Class C controlled drugs pose a moderate risk of harm and include:
− Cannabis plant
− Cannabis seeds
− Benzylpiperazine (BZP)
− Controlled drug analogues

25

R v Strawbridge

It is not necessary for the Crown to establish knowledge on the part of the accused. In the absence of evidence to the contrary knowledge on her part will be presumed, but if there is some evidence that the accused honestly believed on reasonable grounds that her act was innocent, then she is entitled to be acquitted unless the jury is satisfied beyond reasonable doubt that this was not so.

26

Mistake as to nature of controlled drug

While guilty knowledge is an essential element, section 29 provides that it is not a defence that the defendant did not know the substance in question was the particular controlled drug alleged.

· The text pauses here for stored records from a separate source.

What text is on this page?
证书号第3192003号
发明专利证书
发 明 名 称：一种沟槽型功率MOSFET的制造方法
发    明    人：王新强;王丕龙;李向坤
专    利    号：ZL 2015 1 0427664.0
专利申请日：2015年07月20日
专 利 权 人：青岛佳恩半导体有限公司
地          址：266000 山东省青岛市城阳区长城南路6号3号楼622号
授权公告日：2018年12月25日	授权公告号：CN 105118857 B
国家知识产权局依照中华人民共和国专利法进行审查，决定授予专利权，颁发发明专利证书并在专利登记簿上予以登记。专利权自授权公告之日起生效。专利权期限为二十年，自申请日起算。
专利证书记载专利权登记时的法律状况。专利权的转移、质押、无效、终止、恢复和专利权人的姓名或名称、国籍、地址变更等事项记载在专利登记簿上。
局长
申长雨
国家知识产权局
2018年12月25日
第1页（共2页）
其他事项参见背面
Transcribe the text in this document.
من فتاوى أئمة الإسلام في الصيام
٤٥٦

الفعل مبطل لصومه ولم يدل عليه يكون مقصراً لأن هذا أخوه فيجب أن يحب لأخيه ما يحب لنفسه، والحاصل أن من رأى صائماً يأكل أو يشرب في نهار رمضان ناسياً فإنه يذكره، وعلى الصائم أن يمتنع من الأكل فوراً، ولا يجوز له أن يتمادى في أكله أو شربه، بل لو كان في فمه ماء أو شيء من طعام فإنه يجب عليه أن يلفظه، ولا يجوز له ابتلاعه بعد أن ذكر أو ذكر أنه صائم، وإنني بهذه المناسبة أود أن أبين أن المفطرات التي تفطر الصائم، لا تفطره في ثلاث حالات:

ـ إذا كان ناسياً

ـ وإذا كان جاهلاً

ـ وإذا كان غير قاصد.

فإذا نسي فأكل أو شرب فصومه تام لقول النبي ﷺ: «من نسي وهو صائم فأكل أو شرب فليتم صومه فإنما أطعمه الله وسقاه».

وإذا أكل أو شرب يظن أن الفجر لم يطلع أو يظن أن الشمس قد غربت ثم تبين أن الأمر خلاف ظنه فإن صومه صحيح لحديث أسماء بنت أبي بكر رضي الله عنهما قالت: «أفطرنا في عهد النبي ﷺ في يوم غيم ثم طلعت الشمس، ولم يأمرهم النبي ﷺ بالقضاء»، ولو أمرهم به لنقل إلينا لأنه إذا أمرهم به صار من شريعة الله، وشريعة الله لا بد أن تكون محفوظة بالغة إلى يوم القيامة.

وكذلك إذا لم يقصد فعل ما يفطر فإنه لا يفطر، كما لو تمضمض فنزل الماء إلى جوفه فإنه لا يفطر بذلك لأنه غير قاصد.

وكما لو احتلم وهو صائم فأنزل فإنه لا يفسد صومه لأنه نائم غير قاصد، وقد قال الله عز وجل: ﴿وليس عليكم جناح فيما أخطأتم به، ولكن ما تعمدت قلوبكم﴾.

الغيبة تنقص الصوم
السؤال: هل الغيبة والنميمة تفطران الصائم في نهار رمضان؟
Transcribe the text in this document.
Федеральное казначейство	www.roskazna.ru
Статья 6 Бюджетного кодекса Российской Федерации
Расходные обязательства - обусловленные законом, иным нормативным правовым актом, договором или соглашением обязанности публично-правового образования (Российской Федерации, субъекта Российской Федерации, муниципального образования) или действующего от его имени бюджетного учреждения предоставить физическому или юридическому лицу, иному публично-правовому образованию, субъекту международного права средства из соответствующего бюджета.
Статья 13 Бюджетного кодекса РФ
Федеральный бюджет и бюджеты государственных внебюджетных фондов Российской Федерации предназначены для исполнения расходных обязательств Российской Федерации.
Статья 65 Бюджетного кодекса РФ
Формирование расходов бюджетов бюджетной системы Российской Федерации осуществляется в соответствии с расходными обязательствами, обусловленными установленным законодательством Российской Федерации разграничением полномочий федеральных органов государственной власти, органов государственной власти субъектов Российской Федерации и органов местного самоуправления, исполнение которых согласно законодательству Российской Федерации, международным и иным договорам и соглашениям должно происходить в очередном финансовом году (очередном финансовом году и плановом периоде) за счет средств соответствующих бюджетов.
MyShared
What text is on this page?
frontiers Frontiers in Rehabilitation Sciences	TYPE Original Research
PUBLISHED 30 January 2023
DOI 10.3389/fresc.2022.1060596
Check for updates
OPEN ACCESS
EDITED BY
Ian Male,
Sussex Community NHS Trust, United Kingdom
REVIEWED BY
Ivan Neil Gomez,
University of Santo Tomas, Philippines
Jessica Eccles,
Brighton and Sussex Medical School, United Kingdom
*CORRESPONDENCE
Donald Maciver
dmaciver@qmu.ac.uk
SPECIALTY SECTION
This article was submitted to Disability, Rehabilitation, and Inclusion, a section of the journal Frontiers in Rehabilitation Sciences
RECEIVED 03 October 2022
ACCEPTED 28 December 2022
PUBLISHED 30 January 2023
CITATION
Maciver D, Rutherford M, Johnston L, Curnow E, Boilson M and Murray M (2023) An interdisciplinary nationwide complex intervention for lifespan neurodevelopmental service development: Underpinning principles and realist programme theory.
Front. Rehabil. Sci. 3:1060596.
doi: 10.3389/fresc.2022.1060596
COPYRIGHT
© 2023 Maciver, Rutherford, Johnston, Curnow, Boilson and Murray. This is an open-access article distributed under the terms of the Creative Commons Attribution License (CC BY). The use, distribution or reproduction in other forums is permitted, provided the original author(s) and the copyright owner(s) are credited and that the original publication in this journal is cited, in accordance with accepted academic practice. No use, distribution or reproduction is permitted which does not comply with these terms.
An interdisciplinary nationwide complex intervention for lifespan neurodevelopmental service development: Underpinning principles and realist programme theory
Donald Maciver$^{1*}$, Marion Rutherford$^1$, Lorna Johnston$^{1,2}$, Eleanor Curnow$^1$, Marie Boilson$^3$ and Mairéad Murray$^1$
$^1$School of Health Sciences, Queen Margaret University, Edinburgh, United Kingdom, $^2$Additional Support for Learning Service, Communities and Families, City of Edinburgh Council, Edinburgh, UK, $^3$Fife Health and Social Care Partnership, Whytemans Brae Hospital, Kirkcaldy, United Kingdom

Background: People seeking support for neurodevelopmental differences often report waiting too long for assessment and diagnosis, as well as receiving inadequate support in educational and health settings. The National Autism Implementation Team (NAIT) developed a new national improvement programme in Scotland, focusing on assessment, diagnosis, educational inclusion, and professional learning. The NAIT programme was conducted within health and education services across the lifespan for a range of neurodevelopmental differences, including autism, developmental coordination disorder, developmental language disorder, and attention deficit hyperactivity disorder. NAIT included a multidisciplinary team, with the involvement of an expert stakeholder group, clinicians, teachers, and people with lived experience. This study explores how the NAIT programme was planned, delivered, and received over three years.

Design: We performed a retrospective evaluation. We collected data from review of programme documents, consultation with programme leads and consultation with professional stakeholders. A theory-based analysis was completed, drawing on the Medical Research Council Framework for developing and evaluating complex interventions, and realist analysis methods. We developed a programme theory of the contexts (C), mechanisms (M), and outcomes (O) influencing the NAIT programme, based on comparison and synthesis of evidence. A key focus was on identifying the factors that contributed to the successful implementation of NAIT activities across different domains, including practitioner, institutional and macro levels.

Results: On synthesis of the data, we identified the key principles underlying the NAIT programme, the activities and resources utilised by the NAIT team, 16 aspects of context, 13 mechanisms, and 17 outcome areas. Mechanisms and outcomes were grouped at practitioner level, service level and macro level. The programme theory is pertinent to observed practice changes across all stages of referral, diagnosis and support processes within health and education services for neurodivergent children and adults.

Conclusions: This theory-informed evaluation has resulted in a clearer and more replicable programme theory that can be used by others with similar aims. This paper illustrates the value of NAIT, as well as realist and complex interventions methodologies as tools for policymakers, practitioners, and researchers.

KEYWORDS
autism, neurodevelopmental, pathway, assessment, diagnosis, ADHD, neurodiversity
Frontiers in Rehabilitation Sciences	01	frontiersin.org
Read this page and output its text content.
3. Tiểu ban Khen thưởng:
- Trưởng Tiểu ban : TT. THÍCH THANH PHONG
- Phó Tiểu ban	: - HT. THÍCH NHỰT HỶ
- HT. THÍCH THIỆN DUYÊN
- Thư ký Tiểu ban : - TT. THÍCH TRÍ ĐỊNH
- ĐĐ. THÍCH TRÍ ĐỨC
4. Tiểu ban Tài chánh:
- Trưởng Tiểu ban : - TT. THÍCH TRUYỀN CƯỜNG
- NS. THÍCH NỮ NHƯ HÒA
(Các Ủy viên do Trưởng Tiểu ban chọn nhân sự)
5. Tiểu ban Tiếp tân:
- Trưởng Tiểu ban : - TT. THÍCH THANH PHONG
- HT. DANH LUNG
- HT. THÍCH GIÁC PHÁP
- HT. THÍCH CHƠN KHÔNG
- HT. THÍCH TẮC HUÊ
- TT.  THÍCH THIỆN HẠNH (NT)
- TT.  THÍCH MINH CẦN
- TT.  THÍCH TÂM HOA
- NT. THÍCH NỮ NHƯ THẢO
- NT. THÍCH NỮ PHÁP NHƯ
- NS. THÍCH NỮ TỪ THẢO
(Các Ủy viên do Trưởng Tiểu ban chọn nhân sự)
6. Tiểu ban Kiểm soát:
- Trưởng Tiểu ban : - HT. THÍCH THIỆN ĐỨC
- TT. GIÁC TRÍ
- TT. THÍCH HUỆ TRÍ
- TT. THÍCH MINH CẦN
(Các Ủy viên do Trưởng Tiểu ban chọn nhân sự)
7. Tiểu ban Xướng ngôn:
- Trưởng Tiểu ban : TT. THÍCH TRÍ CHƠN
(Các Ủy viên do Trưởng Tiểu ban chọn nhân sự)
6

For example, it would not be a defence to a charge of supplying heroin if the defendant believed the drug he had supplied was in fact cocaine.

27

Police v Emerali

“…the serious offence of … possessing a narcotic does not extend to some minute and useless residue of the substance”.

28

R v Rua

The words “produce” or “manufacture” in s 6(1)(b) broadly cover the creation of controlled drugs by some form of process which changes the original substances into a particular controlled drug.

29

Producing

To “produce” means to bring something into being, or to bring something into existence from its raw materials or elements.
The term is further defined in legislation as including “compound”.

Sec 2 Misuse of Drugs Act 1975
Produce includes compound; and production has a corresponding meaning

30

Manufacturing

Manufacturing is the process of synthesis; combining components or processing raw materials to create a new substance.

Common examples include manufacturing methamphetamine from pseudoephedrine, or manufacturing heroin from morphine.